La destrucción, no del hombre, sino de la humanidad del hombre, como he dicho ya en muchas ocasiones, es el peor de los males del capitalismo. Lo ha intentado, pero creo que el amor y el principio esperanza que está en el corazón humano, principio que no es sino el reflejo del amor de Dios en su Hijo, son más fuertes que el egoísmo institucionalizado y el optimismo burdo del modelo social que se nos impone. En las últimas semanas no dejan de bombardearnos con eslóganes que proclaman las bondades de esta sociedad y la necesidad de confiar en el modelo. Nada de esto es cierto y más pronto que tarde habrá que tomar decisiones radicales y definitivas. Nos decía José David Sacristán que en los próximos veinte años, yo no soy tan pesimista como él. Os aseguro que no pasará esta generación…

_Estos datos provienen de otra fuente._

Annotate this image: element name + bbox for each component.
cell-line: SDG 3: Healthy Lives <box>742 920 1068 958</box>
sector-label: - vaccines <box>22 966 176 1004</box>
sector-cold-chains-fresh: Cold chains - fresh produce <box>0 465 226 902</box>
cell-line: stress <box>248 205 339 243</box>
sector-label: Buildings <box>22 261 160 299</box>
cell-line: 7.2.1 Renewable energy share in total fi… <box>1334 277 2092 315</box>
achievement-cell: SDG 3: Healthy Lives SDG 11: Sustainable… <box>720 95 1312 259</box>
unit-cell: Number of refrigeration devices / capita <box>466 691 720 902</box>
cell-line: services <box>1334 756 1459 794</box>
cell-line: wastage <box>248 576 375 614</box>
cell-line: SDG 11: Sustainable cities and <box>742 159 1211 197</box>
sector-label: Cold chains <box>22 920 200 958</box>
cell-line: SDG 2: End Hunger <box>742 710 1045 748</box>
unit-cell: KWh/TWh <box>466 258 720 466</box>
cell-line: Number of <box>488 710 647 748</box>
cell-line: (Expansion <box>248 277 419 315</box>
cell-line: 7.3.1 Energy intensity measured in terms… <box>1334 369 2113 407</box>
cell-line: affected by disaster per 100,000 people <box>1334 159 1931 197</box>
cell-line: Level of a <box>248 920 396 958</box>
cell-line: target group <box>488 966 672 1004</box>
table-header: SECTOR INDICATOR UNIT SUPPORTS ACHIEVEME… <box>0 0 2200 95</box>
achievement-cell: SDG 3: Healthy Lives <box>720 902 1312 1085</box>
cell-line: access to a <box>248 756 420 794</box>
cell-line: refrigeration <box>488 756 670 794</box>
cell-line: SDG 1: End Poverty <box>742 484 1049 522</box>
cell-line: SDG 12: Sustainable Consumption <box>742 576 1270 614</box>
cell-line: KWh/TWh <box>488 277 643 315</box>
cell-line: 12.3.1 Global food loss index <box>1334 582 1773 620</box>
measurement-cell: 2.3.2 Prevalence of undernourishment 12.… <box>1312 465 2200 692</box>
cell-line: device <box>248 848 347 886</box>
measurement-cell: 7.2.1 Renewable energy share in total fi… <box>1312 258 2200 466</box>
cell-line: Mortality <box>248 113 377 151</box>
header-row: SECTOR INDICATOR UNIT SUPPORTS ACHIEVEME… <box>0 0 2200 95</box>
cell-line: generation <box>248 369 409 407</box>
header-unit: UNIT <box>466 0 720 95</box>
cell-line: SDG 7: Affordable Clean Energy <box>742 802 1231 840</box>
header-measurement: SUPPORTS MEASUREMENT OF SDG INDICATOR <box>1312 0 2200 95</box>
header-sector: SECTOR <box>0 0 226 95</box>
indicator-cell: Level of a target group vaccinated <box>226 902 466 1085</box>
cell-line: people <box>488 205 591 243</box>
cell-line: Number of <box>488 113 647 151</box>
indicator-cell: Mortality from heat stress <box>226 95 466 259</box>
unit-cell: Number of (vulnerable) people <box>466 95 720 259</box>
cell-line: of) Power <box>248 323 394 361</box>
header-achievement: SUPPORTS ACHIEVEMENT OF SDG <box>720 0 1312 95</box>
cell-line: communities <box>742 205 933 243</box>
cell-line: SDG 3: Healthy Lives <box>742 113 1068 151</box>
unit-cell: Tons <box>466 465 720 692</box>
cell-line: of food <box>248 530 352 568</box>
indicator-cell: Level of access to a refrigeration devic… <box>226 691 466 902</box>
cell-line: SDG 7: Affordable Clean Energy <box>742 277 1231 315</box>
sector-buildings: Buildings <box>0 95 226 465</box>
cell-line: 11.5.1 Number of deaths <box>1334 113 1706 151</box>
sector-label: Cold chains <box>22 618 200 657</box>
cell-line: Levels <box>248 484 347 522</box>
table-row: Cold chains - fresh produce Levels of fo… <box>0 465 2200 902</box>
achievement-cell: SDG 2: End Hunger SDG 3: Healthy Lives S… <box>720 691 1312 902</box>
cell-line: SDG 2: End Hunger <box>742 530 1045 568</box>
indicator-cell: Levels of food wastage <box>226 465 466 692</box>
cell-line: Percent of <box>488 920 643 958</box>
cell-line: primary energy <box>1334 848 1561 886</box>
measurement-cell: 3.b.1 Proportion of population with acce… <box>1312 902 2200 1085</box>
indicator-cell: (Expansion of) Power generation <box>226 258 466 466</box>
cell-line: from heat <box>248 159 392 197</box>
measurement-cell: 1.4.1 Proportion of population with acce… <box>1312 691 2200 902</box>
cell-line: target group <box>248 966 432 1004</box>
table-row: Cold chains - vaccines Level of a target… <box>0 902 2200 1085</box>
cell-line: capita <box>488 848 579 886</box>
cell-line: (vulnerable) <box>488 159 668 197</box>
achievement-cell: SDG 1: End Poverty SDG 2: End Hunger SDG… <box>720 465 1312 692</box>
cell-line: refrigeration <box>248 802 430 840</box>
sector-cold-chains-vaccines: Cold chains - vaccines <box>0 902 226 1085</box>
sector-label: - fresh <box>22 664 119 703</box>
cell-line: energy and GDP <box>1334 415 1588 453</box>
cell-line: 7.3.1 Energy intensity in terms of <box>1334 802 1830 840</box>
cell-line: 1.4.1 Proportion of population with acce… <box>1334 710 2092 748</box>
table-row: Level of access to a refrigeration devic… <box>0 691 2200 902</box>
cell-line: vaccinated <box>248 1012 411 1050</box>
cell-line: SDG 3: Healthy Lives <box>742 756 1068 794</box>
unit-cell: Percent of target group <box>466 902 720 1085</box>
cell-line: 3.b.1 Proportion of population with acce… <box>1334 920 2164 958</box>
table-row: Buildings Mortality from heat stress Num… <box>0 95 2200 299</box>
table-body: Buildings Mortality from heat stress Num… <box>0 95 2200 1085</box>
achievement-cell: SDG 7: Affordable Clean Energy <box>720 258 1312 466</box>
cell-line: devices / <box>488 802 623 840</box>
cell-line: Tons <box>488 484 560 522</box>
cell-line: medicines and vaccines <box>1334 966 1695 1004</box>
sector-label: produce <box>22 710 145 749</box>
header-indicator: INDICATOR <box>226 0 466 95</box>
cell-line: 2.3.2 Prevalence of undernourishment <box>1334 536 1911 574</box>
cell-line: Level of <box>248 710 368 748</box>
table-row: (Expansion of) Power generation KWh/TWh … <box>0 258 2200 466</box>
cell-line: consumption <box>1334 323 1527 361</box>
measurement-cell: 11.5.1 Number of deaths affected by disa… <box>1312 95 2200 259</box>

*La imagen corresponde a uno de los libros más sugerentes de los últimos tiempos. La portada dice mucho con muy poco.
3 comentarios:
Un comentario un poco marginal, pero que viene muy a cuento de lo que dices: el hombre se cree como dios. Sí, lo malo es que encima se equivoca de modelo, porque si tomase como modelo de su endiosamiento al Dios de Jesús, la ontología del creerse propio lo que es de todos cambiaría en un hacer de todos lo que es de uno. Pero imita a un dios equivocado: el dios que no necesita de nada ni de nadie, el dios todopoderoso, el dios que solo vive para sí. Saludos
¿Sabes Bernardo? Todas estas aportaciones mediante las cuales denuncias la situación global no hacen sino que permanezca en una constante autocrítica. Autocrítica por un lado de mi comportamiento en esta sociedad consumista, por otro de mi posicionamiento ante ella, y por último de mi planteamiento sobre ella. A todas luces, el capitalismo feroz devora al ser humano, y creo que no sólo a las víctimas más pobres y desamparadas, sino también y en su ignorancia a los que ostentan ese poder económico. Somos conscientes de que nos encontramos en este sistema, nos guste o no, y en este sentido agradezco la carta en el anterior post de tu amigo René —por cierto, si lees este comentario René, ¡enhorabuena para ti y tu familia!—. Es así, cualquier cosa, cualquier aparato de nuestra vida cotidiana existe a causa del sufrimiento de muchos. Y es algo difícil de digerir, sobre todo para los que intentamos vivir concienciados con esta realidad. No podemos barrer de un plumazo todo el sistema que actúa en el mundo; tampoco sé si existe una alternativa realista ahora mismo. Sinceramente, me cuesta encontrar una salida; a no ser, desde esa consciencia nuestra, actuar en la medida de nuestras posibilidades como esa sal que pretendía nuestro Señor que fuéramos cada uno de nosotros, para poder salar el mundo. Asumirlo, para a partir de ahí transformarlo.
Creo, Desiderio, que apuntas bien al final de tu reflexión. Ni podemos eliminar el sistema ni podemos adaptarnos a él. Se trata de ser muy críticos. Como digo desde que soy padre, necesitamos una balsa mientras construimos un nuevo barco. Pero creo que el tiempo para tomar medidas se acaba y van a llegar acontecimientos muy duros por el hecho de no haber realizado cambios cuando aún podíamos. Muchos expertos están de acuerdo en que hace diez años que es tarde. Aún así, debemos seguir el la lucha como el mismo Jesús.